Looking at the straps, Vedenin sighed.

With an expression of quiet distaste, he began undoing the buckles and unpeeling the curling leather straps. ‘How are we ever going to take our proper place in the world if we insist on behaving like this?’ Having undone the strap across Tom’s legs, he freed his right wrist before walking round to free his left. By now the room was spinning so fast the syringe might as well have contained neat vodka.

‘You were right,’ Vedenin said. ‘Sodium pentothal. We borrowed the idea from you. More reliable than the old methods. So I’m told.’

He made himself sound ancient.

‘What do you want?’ Tom asked.

‘The truth.’

‘About what?’

‘About anything would be good.’ Pulling a chair from under a desk, he turned it round and sat splay-legged. ‘Let’s start with the obvious. Do
you
know where your ambassador’s daughter is?’

‘She was here. Earlier.’

‘I doubt that very much.’ Vedenin’s gaze was steady.

‘Do you know?’ Tom asked.

‘No,’ Vedenin said, ‘I don’t.’

Tom believed him.

‘Now. Did you kill my son?’

‘He drove on to the ice.’

‘So I’m told. Why did he drive on to the ice?’

‘Why does anyone do anything?’

‘Please answer the question. Did you kill my son?’

The room was hot. A strip light overhead rotated like a slowly turning ’copter blade. Tom could hear its thud coming across the hills as he clung to damp turf and hoped they’d find him without him needing to stand or wave.

Don’t leave me here.

It was all the man beside him could say.

His pleas grew weaker as the flow of blood trickled through tufts of rough grass. He was a good man, the dying man, as wife-beating racist porridge lice went. He’d simply done one tour too many, been in the army too long. Been too close to retirement to think this would happen.
Fuck them all,
he said.

As last words went it beat
Mummy
.

‘Shit,’ Vedenin said. ‘How much did that idiot give you?’
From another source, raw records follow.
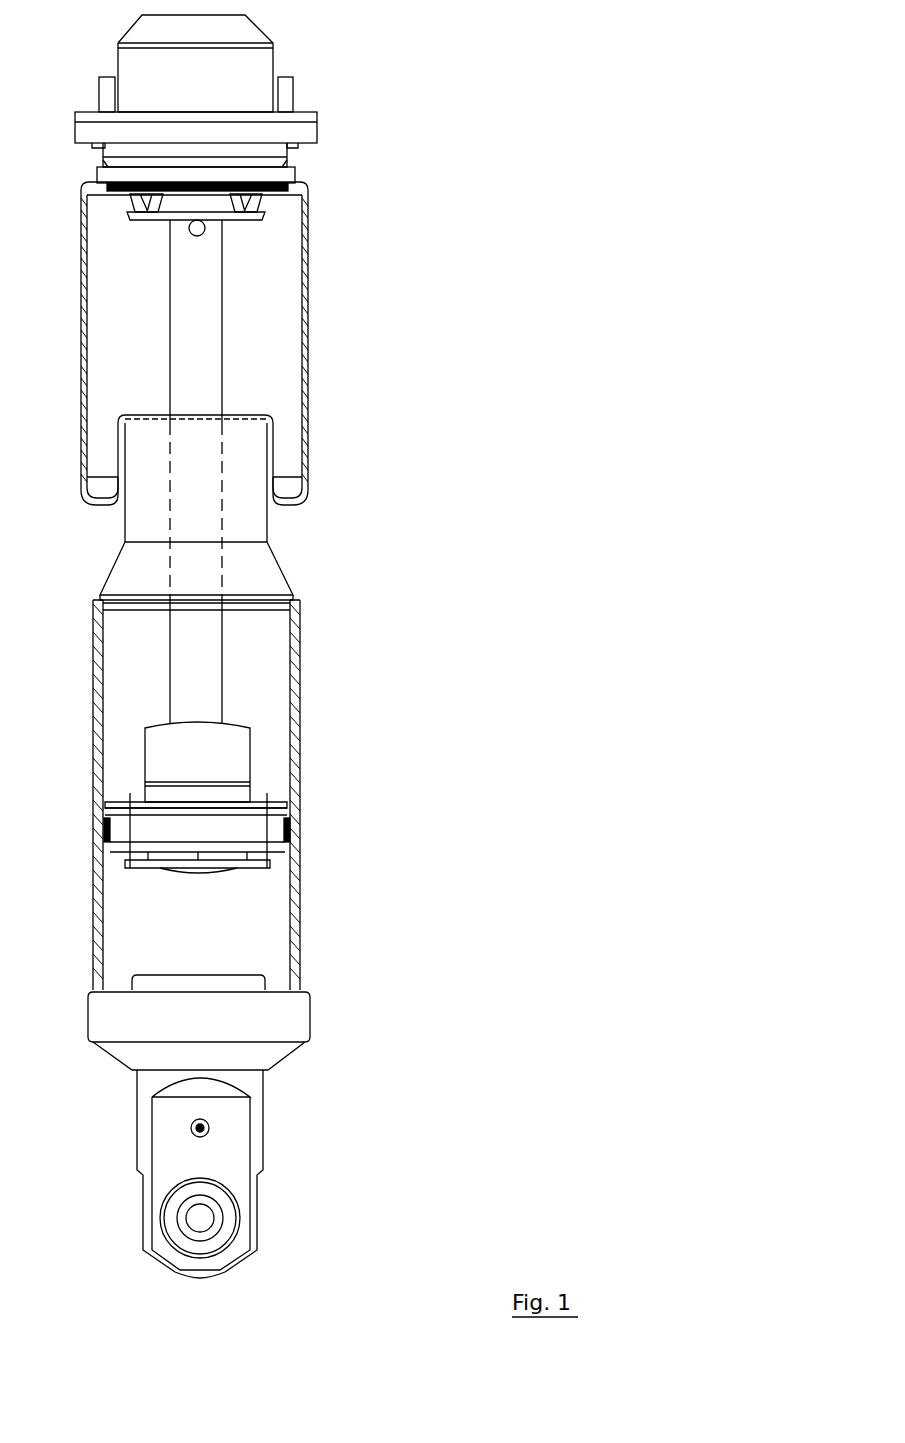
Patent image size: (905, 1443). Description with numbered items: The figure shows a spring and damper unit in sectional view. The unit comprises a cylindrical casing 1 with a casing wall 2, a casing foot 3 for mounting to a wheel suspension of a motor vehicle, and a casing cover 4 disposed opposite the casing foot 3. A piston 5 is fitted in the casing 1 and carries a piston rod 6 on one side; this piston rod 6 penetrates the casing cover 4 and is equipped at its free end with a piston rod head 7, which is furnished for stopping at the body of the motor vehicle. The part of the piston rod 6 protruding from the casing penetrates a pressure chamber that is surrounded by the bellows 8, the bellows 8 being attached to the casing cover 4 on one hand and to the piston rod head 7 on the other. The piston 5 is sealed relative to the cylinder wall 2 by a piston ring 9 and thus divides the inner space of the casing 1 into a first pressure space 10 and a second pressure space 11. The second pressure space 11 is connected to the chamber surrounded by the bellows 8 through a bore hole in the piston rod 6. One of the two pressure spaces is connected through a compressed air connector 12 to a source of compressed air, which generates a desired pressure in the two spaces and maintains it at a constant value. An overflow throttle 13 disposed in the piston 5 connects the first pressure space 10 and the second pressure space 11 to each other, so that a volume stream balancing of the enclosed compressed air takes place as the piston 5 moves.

The cylindrical casing 1 is at (313, 846).
The casing wall 2 is at (298, 961).
The casing foot 3 is at (247, 1160).
The casing cover 4 is at (255, 563).
The piston 5 is at (243, 835).
The piston rod 6 is at (200, 355).
The piston rod head 7 is at (255, 103).
The bellows 8 is at (310, 419).
The piston ring 9 is at (300, 830).
The first pressure space 10 is at (255, 682).
The second pressure space 11 is at (255, 255).
The compressed air connector 12 is at (207, 1121).
The overflow throttle 13 is at (257, 805).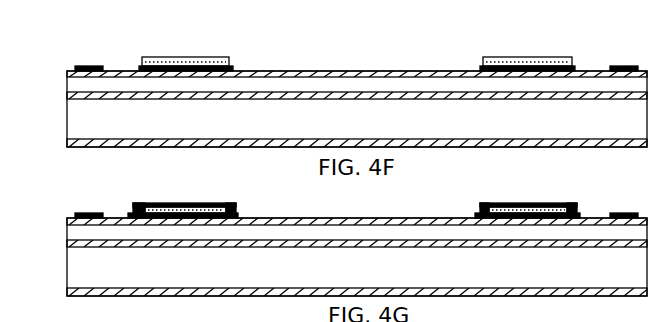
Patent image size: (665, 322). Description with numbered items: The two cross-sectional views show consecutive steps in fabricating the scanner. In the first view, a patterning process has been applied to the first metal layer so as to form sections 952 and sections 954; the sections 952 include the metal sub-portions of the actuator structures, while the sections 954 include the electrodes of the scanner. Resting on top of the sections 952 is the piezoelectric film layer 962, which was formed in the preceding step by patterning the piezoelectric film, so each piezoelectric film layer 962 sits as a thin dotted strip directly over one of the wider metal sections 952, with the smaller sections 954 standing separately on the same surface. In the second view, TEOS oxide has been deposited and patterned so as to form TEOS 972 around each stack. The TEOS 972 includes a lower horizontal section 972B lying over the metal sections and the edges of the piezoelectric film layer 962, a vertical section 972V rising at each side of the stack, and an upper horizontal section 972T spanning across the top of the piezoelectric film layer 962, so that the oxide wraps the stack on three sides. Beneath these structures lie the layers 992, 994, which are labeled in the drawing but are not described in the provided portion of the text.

In FIG. 4F, the sections of the first metal layer 952 is at (477, 65).
In FIG. 4F, the piezoelectric film layer 962 is at (517, 53).
In FIG. 4G, the piezoelectric film layer 962 is at (523, 203).
In FIG. 4F, the sections of the first metal layer 954 is at (631, 64).
In FIG. 4G, the TEOS 972 is at (472, 204).
In FIG. 4G, the vertical section 972V is at (134, 204).
In FIG. 4G, the upper horizontal section 972T is at (143, 201).
In FIG. 4G, the lower horizontal section 972B is at (130, 215).
In FIG. 4G, the substrate 992 is at (357, 305).
In FIG. 4G, the layer stack 994 is at (351, 270).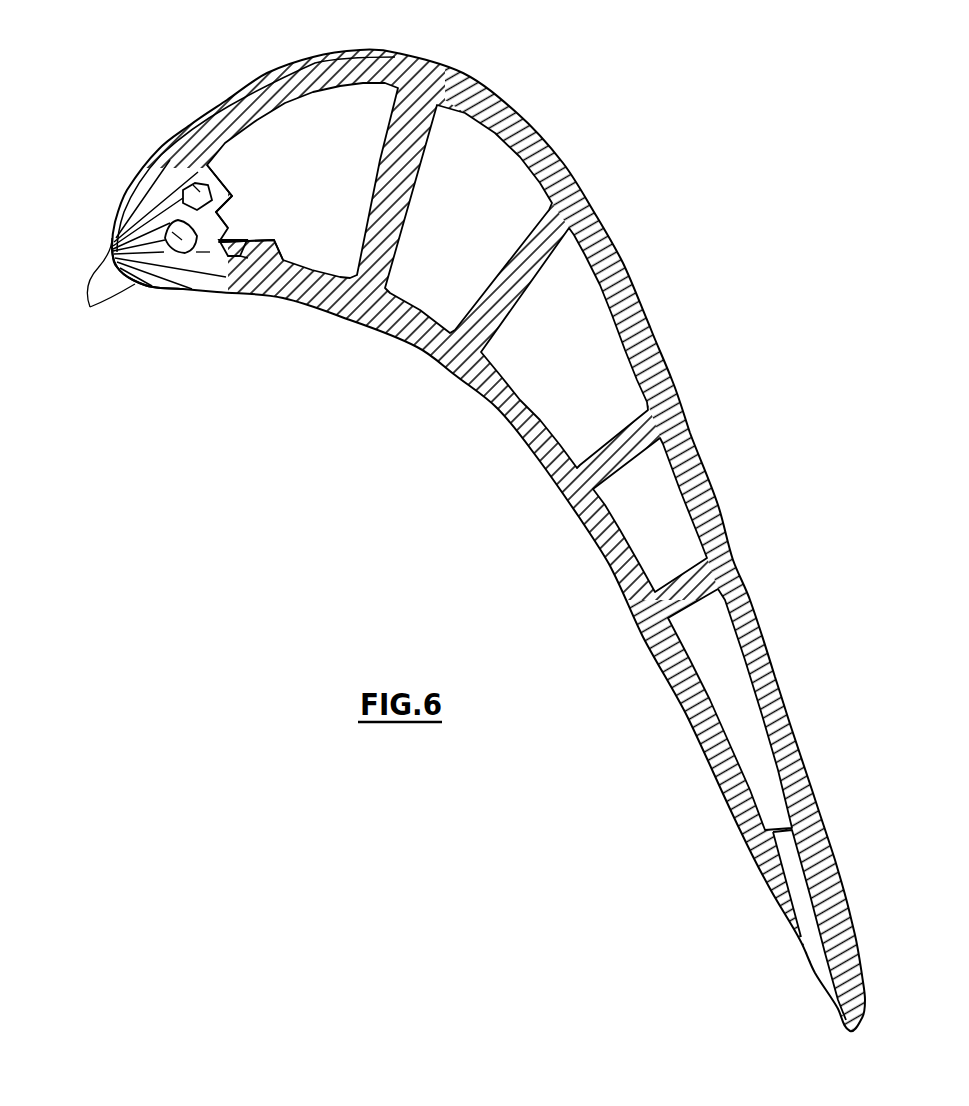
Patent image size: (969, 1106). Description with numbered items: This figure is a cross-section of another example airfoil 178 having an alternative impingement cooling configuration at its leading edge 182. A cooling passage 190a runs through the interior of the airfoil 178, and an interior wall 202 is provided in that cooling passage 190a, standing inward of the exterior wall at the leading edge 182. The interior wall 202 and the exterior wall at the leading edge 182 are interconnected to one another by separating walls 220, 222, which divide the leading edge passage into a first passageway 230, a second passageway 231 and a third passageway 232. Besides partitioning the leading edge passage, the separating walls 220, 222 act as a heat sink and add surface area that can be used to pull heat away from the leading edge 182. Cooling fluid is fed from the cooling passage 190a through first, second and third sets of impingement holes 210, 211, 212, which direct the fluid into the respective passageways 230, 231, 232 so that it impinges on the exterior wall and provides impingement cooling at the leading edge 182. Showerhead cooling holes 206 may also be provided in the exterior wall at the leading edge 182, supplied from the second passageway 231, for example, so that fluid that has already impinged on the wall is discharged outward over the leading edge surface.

The airfoil 178 is at (580, 144).
The leading edge 182 is at (165, 292).
The cooling passage 190a is at (353, 113).
The interior wall 202 is at (270, 238).
The showerhead cooling holes 206 is at (90, 307).
The first set of impingement holes 210 is at (232, 240).
The second set of impingement holes 211 is at (223, 213).
The third set of impingement holes 212 is at (237, 190).
The separating wall 220 is at (203, 248).
The separating wall 222 is at (177, 212).
The first passageway 230 is at (245, 255).
The second passageway 231 is at (172, 232).
The third passageway 232 is at (193, 185).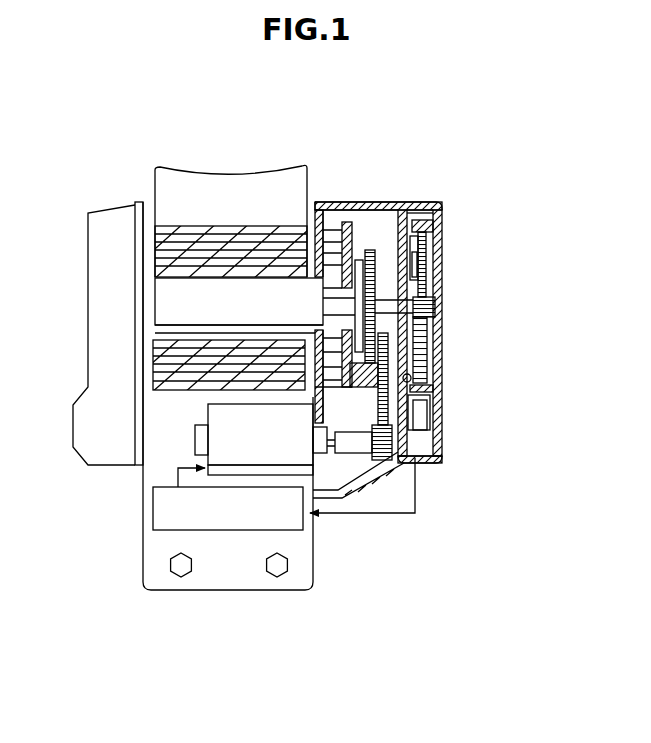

The bruise on his arm was yellow. The light above his bed was neither a single bulb on a twisted flex nor a fluorescent
tube. It was hidden behind a flat recessed panel, sleek enough to belong in a New York hotel. The walls were pale green, the floor marbled. There was a long line of neatly made-up beds. Occupants: one.

‘Where am I?’

‘The KGB’s new hospital,’ Sveta said.

‘Why am I here?’

‘We don’t trust other hospitals.’

The commissar arrived later that night.

Six soldiers walked behind him. Having confirmed that Tom was still alive, and still here, he told two to guard the door, two to guard the stairs and the last two to stand guard at the hospital’s entrance.

‘Let’s see Vedenin move you now,’ he said.

He kicked at a marble tile with his heel. Complained about the waste of state money. Felt the thickness of the curtains. Sneered at the flowers in a large vase. Criticized the effeteness of the mosaic on the far wall, and asked which idiot had signed off on a black glass desk that belonged in a science-fiction film.

‘As for that …’ he said, pointing at the luminous panel overhead.

‘What about it?’ Sveta demanded.

‘Find out who designed it, so I can have him shot.’

When he saw Tom’s shoulder, he smiled. ‘Been upsetting people, I gather.’

‘Not intentionally.’

The commissar snorted. ‘How do you feel?’

‘I’ve been better.’

‘Believe me, you could be a lot worse.’

‘Don’t doubt it,’ Tom said.

The fact that he could barely feel where the crossbow’s bolt had skewered him meant he had to be on opiates of
some sort. He wondered why Sir Edward was letting the Soviets look after him. Then wondered aloud if Sir Edward even knew what had happened.

‘Of course he knows,’ the commissar said. ‘Sveta called the embassy. Said she knew they’d want to help and could they tell her where Sir Edward had been the afternoon you were shot.’

He shrugged. ‘They didn’t think it was funny.’ Glancing at his granddaughter, he added, ‘I’m not sure she meant it to be funny. Now … Let’s get this over with.’

A doctor was summoned. In her hand was yet another syringe. She tapped the shaft to dislodge a bubble, squirted a thin jet of clear liquid to check the needle was full and reached for Tom’s arm.